Les dépenses de santé sont au centre des débats sur l’avenir de l’assurance maladie. La logique habituellement suivie pour les discuter est simple : ces dépenses, en constante augmentation (+3,3 % en 2008), sont trop élevées et mettent le système de protection sociale sous une insupportable pression financière. Pour faire face, l’effort a porté sur leur réduction par la responsabilisation des usagers, sans que ne soient questionnées leur origine ni la nature des ressources dont dispose l’assurance maladie. Cette politique a profondément accentué les inégalités et dégradé l’efficience de notre système de santé. A cette politique, une alternative doit être formulée, qui verrait les dépenses de santé non plus comme des coûts mais bien comme des investissements, dont le rendement doit être optimisé.

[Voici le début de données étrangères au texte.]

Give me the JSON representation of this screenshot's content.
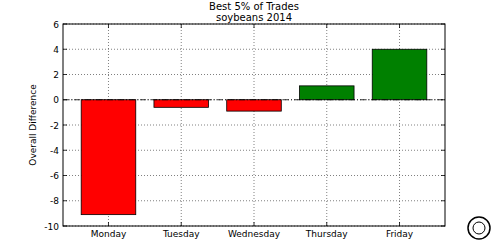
{
  "chart_data": {
    "type": "bar",
    "title": "Best 5% of Trades",
    "subtitle": "soybeans 2014",
    "y_label": "Overall Difference",
    "categories": [
      "Monday",
      "Tuesday",
      "Wednesday",
      "Thursday",
      "Friday"
    ],
    "values": [
      -9.1,
      -0.6,
      -0.9,
      1.1,
      4.0
    ],
    "colors": [
      "#ff0000",
      "#ff0000",
      "#ff0000",
      "#008000",
      "#008000"
    ],
    "ylim": [
      -10,
      6
    ],
    "yticks": [
      -10,
      -8,
      -6,
      -4,
      -2,
      0,
      2,
      4,
      6
    ],
    "grid": true
  }
}
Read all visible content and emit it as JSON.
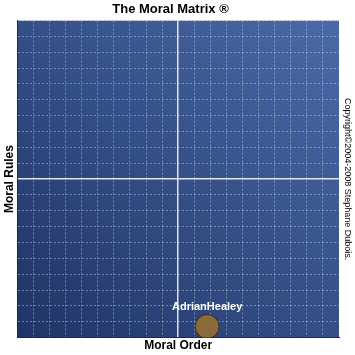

« Responsabiliser » les malades pour réduire les dépenses
Le déficit de 11 milliards d’euros de l’assurance maladie en 2009 (sur plus de 160 milliards d’euros de budget) se veut la justification de la politique de responsabilisation des usagers. Avec pour principal objectif la limitation de la demande de soins, elle s’est traduite par l’instauration de barrières financières comme les franchises médicales, l’augmentation du forfait hospitalier ou encore les vagues successives de déremboursements de médicaments. Elle a pour conséquence la diminution de la prise en charge par l’assurance maladie. En 2010, en moyenne, 9 % des coûts des soins reste à la charge des malades – ce qu’on appelle le « reste à charge » - et 14 % à celle des mutuelles et des assurances complémentaires (payées tout ou en partie par les usagers eux-mêmes), l’assurance maladie couvrant les 77 % restant. Même si ce niveau reste relativement élevé par rapport aux autres pays de l’OCDE (seuls les pays nordiques et britanniques affichent une prise en charge supérieure), il a diminué de 5 % ces trente dernières années. Dans ce contexte, les frais hospitaliers restent bien couverts (plus de 90 %), a contrario du secteur ambulatoire, qui regroupe les acteurs de santé intervenant en dehors de l’hôpital, comme les médecins libéraux, qui ne bénéficie plus que d’une couverture de 65 %. Le choix a donc été très clairement de concentrer l’effort de solidarité sur les soins très coûteux (le gros risque) et de laisser les soins les plus courants (le « petit » risque) à la charge des usagers.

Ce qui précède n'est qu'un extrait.